In New York City, Governor Andrew Cuomo said last week the state was seeing an increase in the rate of Covid positivity in people aged 18 to 24. In Michigan, where Covid-19 cases and hospital stays are increasing rapidly, case rates are at an all-time high for those ages 19 and younger, according to state data released April 6. Hospital admissions are increasing for all age groups, with the largest increase occurring in people between the ages of 40 and 49, according to the state.

Health experts say the problem is diverse: older teens and young adults were among the last to be preferred to the Covid-19 vaccines, and many of them haven’t got a chance yet. In addition, young adults are believed to be involved in higher-risk behaviors, such as: B. Sports in close contact, going out in bars, attending unmasked meetings or traveling.

According to health experts, these factors in connection with the highly contagious variant B.1.1.7 should lead to an increase in young people going to the hospital.

We are “seeing less disease in the elderly due to vaccination, so we will now see proportionally more disease in young adults,” said Dr. Stephen Schrantz, an infectious disease expert at UChicago Medicine, added that it is still unclear how much of the increase is due to strain B.1.1.7 alone.

Isaac Bogoch, an infectious disease specialist at the University of Toronto, said there was evidence that B.1.1.7 caused more symptoms and more severe illness. He said health officials in the US and other countries where exposure is prevalent could see a shift towards unvaccinated young people ending up in hospitals or even in intensive care units.

“There are things that are not currently working in our favor, namely B.1.1.7 and other worrying variants,” he said.
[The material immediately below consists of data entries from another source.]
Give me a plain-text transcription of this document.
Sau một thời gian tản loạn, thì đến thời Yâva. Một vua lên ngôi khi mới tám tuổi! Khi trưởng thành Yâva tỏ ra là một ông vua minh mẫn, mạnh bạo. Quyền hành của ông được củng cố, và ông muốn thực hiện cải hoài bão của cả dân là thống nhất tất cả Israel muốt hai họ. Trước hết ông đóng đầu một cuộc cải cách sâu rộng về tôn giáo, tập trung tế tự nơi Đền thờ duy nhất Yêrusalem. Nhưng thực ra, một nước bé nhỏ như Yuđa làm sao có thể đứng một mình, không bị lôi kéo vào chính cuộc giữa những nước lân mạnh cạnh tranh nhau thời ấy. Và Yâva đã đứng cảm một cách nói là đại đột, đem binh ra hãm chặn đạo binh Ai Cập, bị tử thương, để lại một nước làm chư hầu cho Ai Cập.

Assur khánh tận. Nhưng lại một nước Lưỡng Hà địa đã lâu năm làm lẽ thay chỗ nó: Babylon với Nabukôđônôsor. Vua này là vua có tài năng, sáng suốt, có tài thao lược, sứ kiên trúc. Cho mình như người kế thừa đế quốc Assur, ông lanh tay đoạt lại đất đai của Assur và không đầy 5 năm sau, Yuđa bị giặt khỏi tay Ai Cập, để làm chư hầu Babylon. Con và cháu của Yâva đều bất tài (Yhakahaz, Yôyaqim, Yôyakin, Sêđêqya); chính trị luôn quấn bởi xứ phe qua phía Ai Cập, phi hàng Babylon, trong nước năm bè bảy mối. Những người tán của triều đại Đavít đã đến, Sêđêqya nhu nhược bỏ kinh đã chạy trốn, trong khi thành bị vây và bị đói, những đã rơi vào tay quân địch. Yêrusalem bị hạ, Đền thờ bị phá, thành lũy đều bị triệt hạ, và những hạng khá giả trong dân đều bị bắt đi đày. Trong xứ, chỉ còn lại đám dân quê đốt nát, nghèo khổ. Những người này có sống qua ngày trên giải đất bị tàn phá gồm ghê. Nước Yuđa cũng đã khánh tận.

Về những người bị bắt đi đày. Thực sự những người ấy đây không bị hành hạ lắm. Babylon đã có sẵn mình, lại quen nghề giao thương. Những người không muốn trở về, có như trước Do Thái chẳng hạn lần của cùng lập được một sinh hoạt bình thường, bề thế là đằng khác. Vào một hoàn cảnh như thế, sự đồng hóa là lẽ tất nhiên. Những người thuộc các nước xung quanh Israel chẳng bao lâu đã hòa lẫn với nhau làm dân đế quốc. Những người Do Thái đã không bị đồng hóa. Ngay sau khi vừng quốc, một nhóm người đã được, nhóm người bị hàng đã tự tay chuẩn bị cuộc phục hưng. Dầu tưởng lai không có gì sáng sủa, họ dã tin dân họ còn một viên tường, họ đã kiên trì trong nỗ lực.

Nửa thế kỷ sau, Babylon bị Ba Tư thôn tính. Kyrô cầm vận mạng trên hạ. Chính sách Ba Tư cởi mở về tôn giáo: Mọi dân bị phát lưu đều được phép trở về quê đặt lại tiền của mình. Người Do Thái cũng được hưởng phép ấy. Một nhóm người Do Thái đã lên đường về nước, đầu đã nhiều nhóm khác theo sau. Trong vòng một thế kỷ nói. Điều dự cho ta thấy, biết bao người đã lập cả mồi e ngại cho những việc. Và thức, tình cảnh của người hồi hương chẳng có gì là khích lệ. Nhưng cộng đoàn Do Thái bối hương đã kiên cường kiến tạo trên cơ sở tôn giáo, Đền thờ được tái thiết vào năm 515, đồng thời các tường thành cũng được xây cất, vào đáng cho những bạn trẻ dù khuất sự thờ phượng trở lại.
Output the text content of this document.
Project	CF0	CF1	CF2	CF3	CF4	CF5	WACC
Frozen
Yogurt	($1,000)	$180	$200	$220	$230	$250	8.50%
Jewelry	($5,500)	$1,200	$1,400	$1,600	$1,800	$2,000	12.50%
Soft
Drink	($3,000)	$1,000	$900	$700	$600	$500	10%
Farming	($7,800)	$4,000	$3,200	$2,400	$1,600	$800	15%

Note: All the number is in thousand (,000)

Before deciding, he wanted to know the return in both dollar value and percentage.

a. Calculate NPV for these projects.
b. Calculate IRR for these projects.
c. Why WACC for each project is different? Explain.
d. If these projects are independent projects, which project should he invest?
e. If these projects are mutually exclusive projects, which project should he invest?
Even if more young people could get sick, Schrantz of UChicago doesn’t expect many of them to get seriously ill, especially school-age children. He said young adults with comorbidities like obesity, high blood pressure and diabetes are likely to be most at risk.

“The severity of the disease depends mainly on two factors – the virus and the host,” said Schrantz.
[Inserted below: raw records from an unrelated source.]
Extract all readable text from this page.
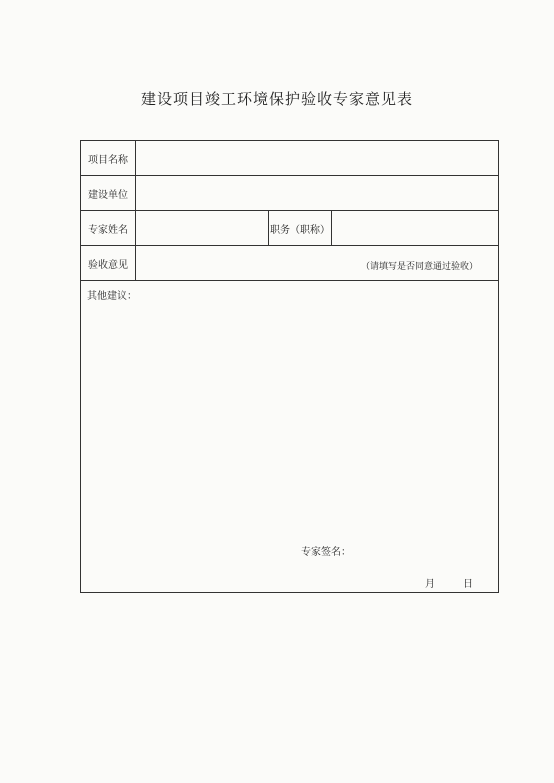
建设项目竣工环境保护验收专家意见表
项目名称
建设单位
专家姓名	职务（职称）
验收意见	（请填写是否同意通过验收）
其他建议：
专家签名：
月	日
“As the virus changes, I don’t think the mutations in the spike protein will have increased virulence in children because their bodies, and especially their immune systems, will be less responsive to the virus. In other words, I think the host is the more important variable compared to changes in the virus, “he said.

Offit said he expected the situation to improve as the US vaccinates more adults regardless of age. It also makes it more difficult for the virus to spread from one person to the next as more people have antibodies.

As of Thursday, more than 125 million Americans had received at least one dose of a Covid-19 vaccine, according to the CDC. That’s roughly 37% of the total US population.

Young people “live in the herd,” Offit said. “The more the herd is vaccinated, the less the virus can spread.”